De acordo com o estudo conjunto da Universidade Internacional da Flórida (EUA), do Centro para Pesquisa Marinha Tropical Leibniz (Alemanha), do Fundo Mundial para Conservação da Fauna na Indonésia e demais instituições, em seis anos os indicadores de quatro áreas consideradas de multiúso para proteção ambiental (quando é possível algum tipo de atividade humana) tiveram aumento da biomassa total de peixes de pelo menos sete famílias encontradas ali.

"Que a frequência de multas e a participação no processo de decisão das comunidades locais e pessoas indígenas para conservação das áreas costeiras foram negativamente relacionadas foi o achado mais interessante do nosso estudo", diz Robert Fidler, pesquisador da Universidade da Flórida e primeiro autor do artigo.

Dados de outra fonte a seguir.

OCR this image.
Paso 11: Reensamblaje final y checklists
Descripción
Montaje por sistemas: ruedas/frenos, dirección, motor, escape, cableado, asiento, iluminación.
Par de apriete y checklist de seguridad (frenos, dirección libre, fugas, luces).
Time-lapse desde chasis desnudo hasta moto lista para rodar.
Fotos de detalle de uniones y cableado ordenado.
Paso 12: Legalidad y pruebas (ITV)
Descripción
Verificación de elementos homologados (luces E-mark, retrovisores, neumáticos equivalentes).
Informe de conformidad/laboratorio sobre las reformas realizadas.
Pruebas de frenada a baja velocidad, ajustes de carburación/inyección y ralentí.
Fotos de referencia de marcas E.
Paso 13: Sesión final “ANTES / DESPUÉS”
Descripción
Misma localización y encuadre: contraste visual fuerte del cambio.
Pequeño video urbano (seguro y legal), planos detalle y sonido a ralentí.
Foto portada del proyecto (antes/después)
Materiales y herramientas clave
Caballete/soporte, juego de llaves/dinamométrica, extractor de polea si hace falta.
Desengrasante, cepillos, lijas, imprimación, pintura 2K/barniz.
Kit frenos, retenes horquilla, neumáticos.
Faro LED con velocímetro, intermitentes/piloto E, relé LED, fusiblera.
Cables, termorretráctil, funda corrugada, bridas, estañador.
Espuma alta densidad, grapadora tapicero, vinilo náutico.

"Embora seja difícil afirmar com certeza, nossa hipótese é que quando há mais engajamento das populações locais no processo de preservação, menos multas são aplicadas e consequentemente mais do ambiente é conservado."

Estradivari, da Universidade de Leibniz, destaca que o governo indonésio, por exemplo, reforçou nos últimos anos a importância da comunidade na elaboração de áreas protegidas no arquipélago.

"Na última década foram incorporados aspectos sociais para a delimitação das áreas protegidas multiúso ao designar áreas marinhas tradicionais, determinando representantes comunitários como times de patrulha e incorporando regras locais para a administração e controle das zonas protegidas", explica.

"Precisamos continuar fazendo essas ações e utilizar o que aprendemos em outras regiões do país e do mundo como exemplo", conclui.